More on Freedom Boy

Perhaps I did Mr Wilson a disservice in my post yesterday.  His position may indeed be heroic.  I looked up the Copenhagen Consensus Centre.  I found the following.

The objects of the body:

About us

Expert advice to do the most good

The Copenhagen Consensus Centre is a think tank that researches the smartest solutions for the world’s biggest problems, advising policy makers and philanthropists how to spend their money most effectively.

Its governance:

Board and directors

Bjorn Lomborg, President and Founder
Roland Mathiasson, Executive Vice President, Secretary, and Assistant Treasurer
Scott Calahan, Treasurer, Member of Compensation Committee, and Independent Director
Loretta Michaels, Member of Compensation Committee and Independent Director

Executive Assistant, Zsuzsa Horvath +1 347 903 0979

Advisory panel

Professor Henrik Lando, Copenhagen Business School
Spence T. Olin, Professor
Douglass C. North, Washington University in St. Louis
Professor Martin Paldam, COMMA

That does not look to be the most august academic or scientific body on the planet.  Mr Calahan looks to have the plum job.  A number of questions may arise.  One is: what makes a director ‘independent’?

Under the heading, ‘Cutting carbon emissions’, I find this:

Climate economist Prof Dr Richard Tol examines the costs and benefits of cutting carbon under different scenarios.

He finds: ‘A well-designed gradual policy of carbon cuts could substantially reduce emissions at low cost to society.  Ill-designed policies, or policies that seek to do too much too soon can be orders of magnitude more expensive.  While the academic literature has focussed on the former, policy makers have opted.’

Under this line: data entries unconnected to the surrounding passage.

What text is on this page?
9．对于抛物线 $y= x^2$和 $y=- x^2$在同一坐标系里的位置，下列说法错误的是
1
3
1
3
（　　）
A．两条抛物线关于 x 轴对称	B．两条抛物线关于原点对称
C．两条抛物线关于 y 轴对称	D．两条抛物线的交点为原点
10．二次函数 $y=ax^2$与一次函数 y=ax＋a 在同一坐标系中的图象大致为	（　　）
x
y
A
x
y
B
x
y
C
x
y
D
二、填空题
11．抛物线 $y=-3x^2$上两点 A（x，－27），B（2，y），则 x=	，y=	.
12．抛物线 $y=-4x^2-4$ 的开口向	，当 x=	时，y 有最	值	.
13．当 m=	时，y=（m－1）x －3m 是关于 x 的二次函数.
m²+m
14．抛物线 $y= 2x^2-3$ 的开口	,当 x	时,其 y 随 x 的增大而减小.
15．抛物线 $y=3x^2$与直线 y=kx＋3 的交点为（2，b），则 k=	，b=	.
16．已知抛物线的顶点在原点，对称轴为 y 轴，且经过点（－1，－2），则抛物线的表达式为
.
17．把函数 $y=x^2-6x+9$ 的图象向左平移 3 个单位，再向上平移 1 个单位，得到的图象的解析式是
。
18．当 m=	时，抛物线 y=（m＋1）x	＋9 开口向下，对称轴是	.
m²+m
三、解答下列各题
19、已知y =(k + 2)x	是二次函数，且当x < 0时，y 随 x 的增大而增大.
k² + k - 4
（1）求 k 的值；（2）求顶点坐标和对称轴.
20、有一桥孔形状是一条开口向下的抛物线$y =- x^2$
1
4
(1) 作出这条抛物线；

Unfortunately, the think tank cuts out there, and we are left to dangle.  Their introduction to the subject is, however, a bit of a tease:

Climate change is real and man-made.  It will come as a big surprise that climate change from 1900 to 2025 has mostly been a net benefit, rising to increase welfare about 1.5% GDP per year.

The people at the CCC were obviously thrilled to bits to sign up a ‘global top-ranked university’ WA.  The website, however, has not caught up with the news that the university has realised that it has been sold a pup.  The link to the sign-up page – with a photo of the moving hand and, I suspect, the besieged Vice-Chancellor who is coming to terms with the phrase ‘due diligence’ – has this.

Do good vs feel good

The consensus methodology engages economists and sector experts to identify solutions that actually work and do the most social good for every dollar spent.

I cannot find on the site a statement of the academic credentials of Dr Lomborg, apart from a reference to Ph D.  In fact I cannot find any academic credentials for anyone on the site.  All I can find for COMMA is that it is a punctuation mark.

As bullshit goes, this is world class – indeed, it is out of this world.

Just think what the ‘Do good vs feel good’ crowd could do in a bull session with our Human Rights Commissioner.  You may recall his view is that policy is not about evidence and that the direction of policy is primarily decided by the questions you ask.  Lawyers are right on to this.  There are some questions you never ask, but some naughty lawyers frame their question so as to attract a certain answer – from their own client.

And this mode of policy formation may not, in truth, be sound.  Imagine a parent advising a teenage child on their first hit of booze, sex, or ice.  ‘Well, dear, it depends on the question you ask.  If you only ask whether that will make the night go off with a bang, go for it.  If you want to be here and look at yourself in the mirror tomorrow, drop it.’  That may just be too open-ended for some parents and all children.  Was part of the problem that Dr Lomborg knew which questions not to ask, and how to frame questions that would please him and his backers?

And we might be wary of Mr Wilson’s view that there is no one correct answer in public policy.  That may or may not be the case.  It may again depend on how you frame the question.  But there may be any number of bad answers.  I dare say that even Mr Wilson’s famous tolerance would draw the line at the resolutions on policy of IS.

The difficulty in which the UWA got itself can be understood by looking at other possible manifestations.  Say that Julia Gillard while PM appointed a former adviser to herself on climate change to head a think tank at Melbourne University through a body that her government funded and the function of which will be to give advice on policy issues on climate change.  Mr Abbott appoints an ecclesiastical adviser to head up a think tank at a Catholic University that is not shy of monumental controversy to provide advice funded by his government on mild uncontroversial issues like abortion and euthanasia.  The Southern Evangelical Baptist Church persuades a cash-strapped Latrobe University to host a think tank on creationism – when they are accused of selling out to people who deny science, they invoke freedom of speech, the glorious roles of universities in dissent, and Socrates, and Aristotle, and Galileo, and anyone else who swam against the tide and paid for it.  The idiots and frauds become heroes.

The short point is that we do not want our universities to prostitute themselves in the hands of bullshit artists.  Even Mr Wilson might understand that.